Each dismissed Reichert's concern for his own public safety at town halls, which he cites as his reason for not holding them. Das focused on all the hugging and excitement buzzing around her, and said she didn't hear one disparaging remark from anyone. Rittereiser said he didn't agree with Dave Reichert "on almost anything," and that he especially didn't agree with him on the town hall issue. "Any safety concerns can be remedied," he said, adding that he spent an afternoon at the town hall and "it seemed like a very nice place to be." Marts said he thinks it's "reprehensible that [Reichert's] using the enthusiasm of groups like Indivisible to not meet with his constituents," but understood that ducking his own constituents has been the congressman's longstanding policy.

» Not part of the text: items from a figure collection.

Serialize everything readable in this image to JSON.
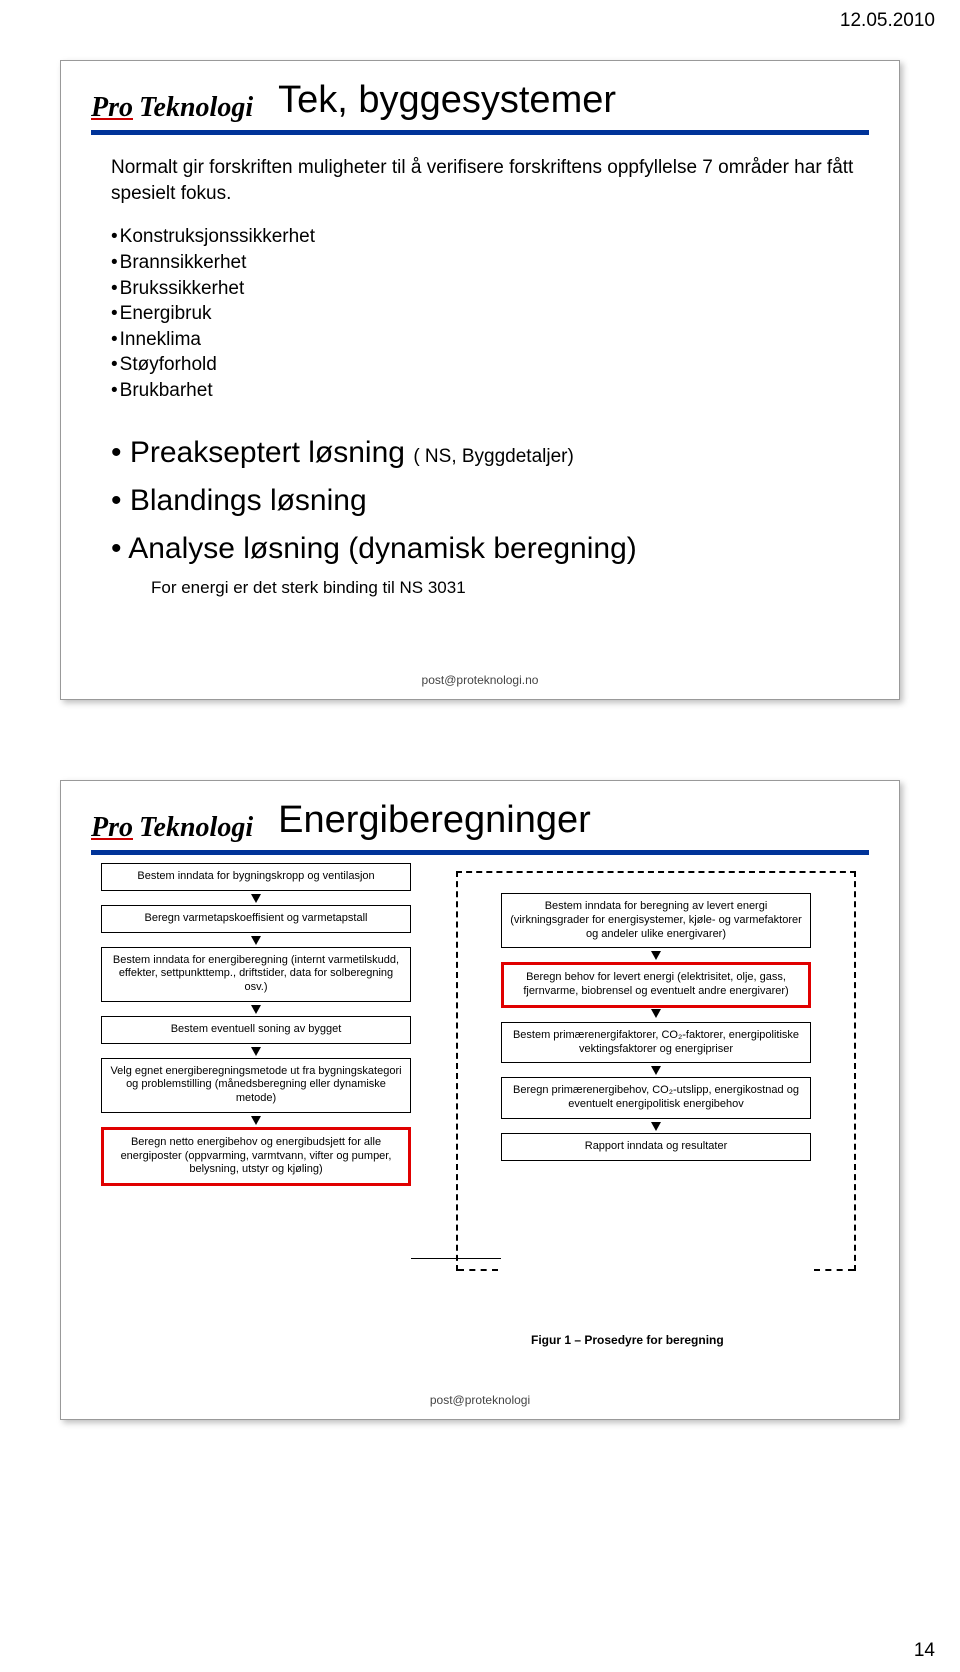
{
  "page": {
    "date": "12.05.2010",
    "number": "14"
  },
  "logo": {
    "pro": "Pro",
    "tek": "Teknologi"
  },
  "footer_email": "post@proteknologi.no",
  "footer_email2": "post@proteknologi",
  "slide1": {
    "title": "Tek, byggesystemer",
    "intro": "Normalt gir forskriften muligheter til å verifisere forskriftens oppfyllelse 7 områder har fått spesielt fokus.",
    "bullets_small": [
      "Konstruksjonssikkerhet",
      "Brannsikkerhet",
      "Brukssikkerhet",
      "Energibruk",
      "Inneklima",
      "Støyforhold",
      "Brukbarhet"
    ],
    "bullets_big": [
      {
        "text": "Preakseptert løsning ",
        "note": "( NS, Byggdetaljer)"
      },
      {
        "text": "Blandings løsning",
        "note": ""
      },
      {
        "text": "Analyse løsning  (dynamisk beregning)",
        "note": ""
      }
    ],
    "subline": "For energi er det sterk binding til NS 3031"
  },
  "slide2": {
    "title": "Energiberegninger",
    "left_boxes": [
      "Bestem inndata for bygningskropp og ventilasjon",
      "Beregn varmetapskoeffisient og varmetapstall",
      "Bestem inndata for energiberegning (internt varmetilskudd, effekter, settpunkttemp., driftstider, data for solberegning osv.)",
      "Bestem eventuell soning av bygget",
      "Velg egnet energiberegningsmetode ut fra bygningskategori og problemstilling (månedsberegning eller dynamiske metode)",
      "Beregn netto energibehov og energibudsjett for alle energiposter\n(oppvarming, varmtvann, vifter og pumper, belysning, utstyr og kjøling)"
    ],
    "right_boxes": [
      "Bestem inndata for beregning av levert energi\n(virkningsgrader for energisystemer, kjøle- og varmefaktorer og andeler ulike energivarer)",
      "Beregn behov for levert energi\n(elektrisitet, olje, gass, fjernvarme, biobrensel og eventuelt andre energivarer)",
      "Bestem primærenergifaktorer, CO₂-faktorer, energipolitiske vektingsfaktorer og energipriser",
      "Beregn primærenergibehov, CO₂-utslipp, energikostnad og eventuelt energipolitisk energibehov",
      "Rapport\ninndata og resultater"
    ],
    "caption": "Figur 1 – Prosedyre for beregning"
  }
}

But when I asked where each candidate agreed with Jayapal on policy, each emphasized different areas of agreement. Rittereiser said he was "absolutely for measures that will increase the minimum wage," and added that he was for universal healthcare "whether that’s a single payer system or some other system." When pressed, he said he wasn't sure which kind of healthcare system on that spectrum would be best for the 8th at this point.
Das said she was going to spend her summer canvassing and knocking on doors to hear from constituents themselves on those issues, but added that she's been a longtime champion of women’s rights, of immigrant's rights, and of the environment.
Marts found common ground with Jayapal on the issue of education. "I was happy to hear her reference free college for all, because I think two years of community college or technical college or vocational school is important," he said, but added that he'll take his lead on issues from what he hears out in the district.